Andritz is a global supplier of systems and services for hydropower stations, the pulp and paper industry, the metalworking and steel industries, as well as for solid/liquid separation in the municipal and industrial sectors. Their business, employing over 25,000 employees scattered across 200 worldwide offices, consists of many different organizations as best-in-class companies are acquired to complement existing services.
According to Brian Bagwell, Director of IT for North America, “As a global company, anytime we talk about data, the first topic that comes up is data privacy – where is the data coming from and where is it going to reside.” This puts a great deal of pressure on the organization to understand where its data is at all times and ensure that it is sufficiently protected.
The Limitations of Legacy Solutions
The Andritz IT team is responsible for this very diverse, decentralized environment. The company’s offices range in size from less than ten to more than 200 people, and may only have one file server or dozens of any mixture of file, SQL and application servers. The IT team is geographically dispersed across multiple locations, but there are also some offices without any IT team members on site.

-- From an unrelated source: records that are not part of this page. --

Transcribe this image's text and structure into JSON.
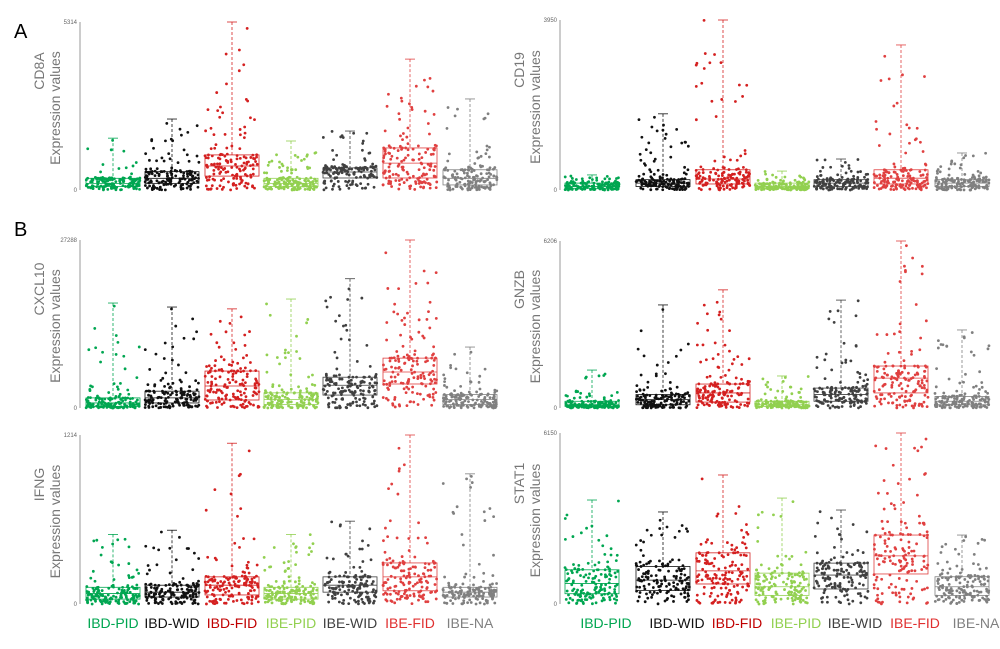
{
  "panel_letters": [
    "A",
    "B"
  ],
  "groups": [
    "IBD-PID",
    "IBD-WID",
    "IBD-FID",
    "IBE-PID",
    "IBE-WID",
    "IBE-FID",
    "IBE-NA"
  ],
  "group_colors": [
    "#00a651",
    "#111111",
    "#d42020",
    "#92d050",
    "#404040",
    "#e04040",
    "#808080"
  ],
  "label_colors": [
    "#00a651",
    "#111111",
    "#c00000",
    "#92d050",
    "#404040",
    "#e03030",
    "#808080"
  ],
  "y_axis_label": "Expression values",
  "chart_data": [
    {
      "type": "box",
      "gene": "CD8A",
      "ylabel": "Expression values",
      "ylim": [
        0,
        5314
      ],
      "ticks": [
        "0",
        "5314"
      ],
      "stats_order": [
        "whisker_max",
        "q3",
        "median",
        "q1"
      ],
      "boxes": [
        [
          1640,
          370,
          210,
          110
        ],
        [
          2245,
          580,
          370,
          210
        ],
        [
          5314,
          1110,
          760,
          440
        ],
        [
          1550,
          370,
          210,
          110
        ],
        [
          1865,
          700,
          570,
          380
        ],
        [
          4140,
          1330,
          850,
          380
        ],
        [
          2880,
          640,
          370,
          160
        ]
      ]
    },
    {
      "type": "box",
      "gene": "CD19",
      "ylabel": "Expression values",
      "ylim": [
        0,
        3950
      ],
      "ticks": [
        "0",
        "3950"
      ],
      "stats_order": [
        "whisker_max",
        "q3",
        "median",
        "q1"
      ],
      "boxes": [
        [
          350,
          160,
          80,
          40
        ],
        [
          1770,
          240,
          160,
          80
        ],
        [
          3950,
          470,
          255,
          140
        ],
        [
          440,
          160,
          80,
          40
        ],
        [
          720,
          240,
          160,
          80
        ],
        [
          3370,
          470,
          275,
          140
        ],
        [
          860,
          240,
          160,
          80
        ]
      ]
    },
    {
      "type": "box",
      "gene": "CXCL10",
      "ylabel": "Expression values",
      "ylim": [
        0,
        27288
      ],
      "ticks": [
        "0",
        "27288"
      ],
      "stats_order": [
        "whisker_max",
        "q3",
        "median",
        "q1"
      ],
      "boxes": [
        [
          17050,
          1640,
          820,
          270
        ],
        [
          16400,
          2730,
          1640,
          820
        ],
        [
          16100,
          6000,
          3570,
          1300
        ],
        [
          17700,
          2460,
          1360,
          550
        ],
        [
          21000,
          5000,
          3700,
          2100
        ],
        [
          27288,
          8100,
          5850,
          3900
        ],
        [
          9900,
          2180,
          1360,
          550
        ]
      ]
    },
    {
      "type": "box",
      "gene": "GNZB",
      "ylabel": "Expression values",
      "ylim": [
        0,
        6206
      ],
      "ticks": [
        "0",
        "6206"
      ],
      "stats_order": [
        "whisker_max",
        "q3",
        "median",
        "q1"
      ],
      "boxes": [
        [
          1410,
          250,
          120,
          60
        ],
        [
          3830,
          500,
          310,
          120
        ],
        [
          4390,
          890,
          560,
          220
        ],
        [
          1190,
          250,
          120,
          60
        ],
        [
          4010,
          740,
          500,
          250
        ],
        [
          6206,
          1560,
          1110,
          560
        ],
        [
          2900,
          430,
          250,
          120
        ]
      ]
    },
    {
      "type": "box",
      "gene": "IFNG",
      "ylabel": "Expression values",
      "ylim": [
        0,
        1214
      ],
      "ticks": [
        "0",
        "1214"
      ],
      "stats_order": [
        "whisker_max",
        "q3",
        "median",
        "q1"
      ],
      "boxes": [
        [
          500,
          120,
          75,
          35
        ],
        [
          530,
          135,
          85,
          50
        ],
        [
          1155,
          195,
          135,
          65
        ],
        [
          500,
          120,
          75,
          35
        ],
        [
          595,
          195,
          135,
          85
        ],
        [
          1214,
          295,
          195,
          95
        ],
        [
          935,
          120,
          85,
          50
        ]
      ]
    },
    {
      "type": "box",
      "gene": "STAT1",
      "ylabel": "Expression values",
      "ylim": [
        0,
        6150
      ],
      "ticks": [
        "0",
        "6150"
      ],
      "stats_order": [
        "whisker_max",
        "q3",
        "median",
        "q1"
      ],
      "boxes": [
        [
          3740,
          1230,
          740,
          370
        ],
        [
          3310,
          1350,
          860,
          490
        ],
        [
          4640,
          1840,
          1190,
          720
        ],
        [
          3810,
          1110,
          620,
          310
        ],
        [
          3380,
          1470,
          1040,
          540
        ],
        [
          6150,
          2480,
          1730,
          1080
        ],
        [
          2480,
          980,
          620,
          310
        ]
      ]
    }
  ]
}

Andritz relied on a tape-based server backup solution, which meant that in some locations non-IT staff are the ones to make sure that tapes are changed, etc. Even routine tasks such as verifying that backups had occurred were time consuming; the company estimates that their IT team spent about 70 hours each month just for this activity. And without any onsite IT, related tasks, such as restoring data from tape, were even more complicated; it frequently took multiple tries to locate the correct tape and then talk the onsite employee through loading it, finding the necessary files and restoring them. Plus, in an environment with so many dependencies, all of those steps may be completed only to discover there was no backup up of a particular file from which to recover. Another objective was to provide better disaster recovery, as well as ensure that they could access their data from anywhere, something which they lacked with their existing tape-based data protection service.